Everyone Is Trolling Now, And That Means You’re Worse Than Hitler*
*Did you see what I did there?
We live in an attention economy now, and in the news, entertainment, and information industry that means that you are in a constant fight for eyeballs. We have screens everywhere: TV, computer, tablet, phone, and beyond and that means everyone who generates content for those screens desperately wants you to look in on them for a second in order to sell your demographics to their advertisers.
I’m okay with all of that. But what has developed as a result is a professionalized style of trolling. Media has always attempted to get people’s attention – check out the history of tabloid media which was born at about the same time the printing press was – but it feels as if this style of media is more pervasive than ever.
In addition you’ve got the rise of the personal brand, which prompts people to be provocative to their own audiences in service of the larger platforms they work in (or for.)
When ESPN’s Rob Parker made his racial comments about Redskins quarterback Robert Griffin III, the most offensive thing wasn’t what he said, but rather ESPN’s faux outrage over them.
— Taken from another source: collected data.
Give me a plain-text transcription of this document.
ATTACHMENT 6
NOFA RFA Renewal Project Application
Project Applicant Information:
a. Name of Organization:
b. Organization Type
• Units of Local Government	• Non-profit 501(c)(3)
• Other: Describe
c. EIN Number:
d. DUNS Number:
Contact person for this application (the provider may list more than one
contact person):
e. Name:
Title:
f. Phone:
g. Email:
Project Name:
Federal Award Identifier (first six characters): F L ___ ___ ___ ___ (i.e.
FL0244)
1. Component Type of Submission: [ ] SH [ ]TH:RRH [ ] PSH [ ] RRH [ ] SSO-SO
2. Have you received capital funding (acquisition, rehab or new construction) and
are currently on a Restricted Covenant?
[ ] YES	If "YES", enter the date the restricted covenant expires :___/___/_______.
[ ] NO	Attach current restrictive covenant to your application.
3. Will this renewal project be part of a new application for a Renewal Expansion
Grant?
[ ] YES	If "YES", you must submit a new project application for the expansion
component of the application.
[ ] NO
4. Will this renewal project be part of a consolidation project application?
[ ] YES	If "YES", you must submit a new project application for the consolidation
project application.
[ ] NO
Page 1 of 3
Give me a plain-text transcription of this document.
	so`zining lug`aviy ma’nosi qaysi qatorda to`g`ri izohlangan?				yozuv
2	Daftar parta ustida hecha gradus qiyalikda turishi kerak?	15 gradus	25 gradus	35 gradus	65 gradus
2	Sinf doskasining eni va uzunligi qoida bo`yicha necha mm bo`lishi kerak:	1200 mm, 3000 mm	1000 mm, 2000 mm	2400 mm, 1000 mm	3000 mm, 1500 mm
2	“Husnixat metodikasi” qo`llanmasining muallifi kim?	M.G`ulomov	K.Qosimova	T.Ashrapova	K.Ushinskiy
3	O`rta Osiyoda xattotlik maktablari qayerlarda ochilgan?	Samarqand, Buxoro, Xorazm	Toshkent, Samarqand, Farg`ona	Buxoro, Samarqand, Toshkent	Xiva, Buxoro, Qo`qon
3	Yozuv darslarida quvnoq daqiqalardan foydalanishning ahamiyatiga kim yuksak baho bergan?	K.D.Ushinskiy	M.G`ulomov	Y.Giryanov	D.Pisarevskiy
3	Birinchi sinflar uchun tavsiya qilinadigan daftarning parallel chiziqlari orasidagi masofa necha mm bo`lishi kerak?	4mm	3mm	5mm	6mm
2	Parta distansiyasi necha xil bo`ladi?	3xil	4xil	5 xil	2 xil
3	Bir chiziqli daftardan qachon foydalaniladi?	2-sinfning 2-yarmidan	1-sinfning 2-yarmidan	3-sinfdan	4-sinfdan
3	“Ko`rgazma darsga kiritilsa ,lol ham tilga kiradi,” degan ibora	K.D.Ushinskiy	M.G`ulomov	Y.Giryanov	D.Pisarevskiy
Everyone knows that Parker said what he said so people would say “oh no he didn’t,” clip it, then post it to YouTube, helping to increase his ESPN show’s notoriety.
Similarly, there isn’t any way that CNN didn’t know conspiracy theorist Alex Jones would make an absolute clown of himself – it’s what he does. And now, instead of people talking about how Piers Morgan’s ratings have plummeted since he took over for Larry King, they’re talking about that viral video with him and the gun nut.
Everybody’s trolling, driven to say more and more provocative things in order to rise above the media din in hopes that somebody pays attention, hits a social media “share” button and gets your brand – personal or professional – in front of more people.
It’s the same formula that Fox News, MSNBC, Huffington Post, The Drudge Report, and Business Insider have all ridden to success.
And I’m actually okay with a lot of it. I like the news to be exciting and dynamic. The problem, I think, is we’re going to soon enter a place where just being provocative isn’t enough. We may soon enter a world where unequivocal public declarations come across even dumber than today’s sort of comments.
If that were to happen, it would almost be worse than slavery! (I DON’T ACTUALLY BELIEVE THIS, I’M MAKING A POINT)
But you see what I mean. I’m not really sure how you put this particular genie back in the bottle and it’s only a matter of time before the stodgiest of media organizations realize its potential and everyone (and I certainly include myself here) feels a need to keep upping the ante.
It may be interesting – or at least look that way – but it might not be fun.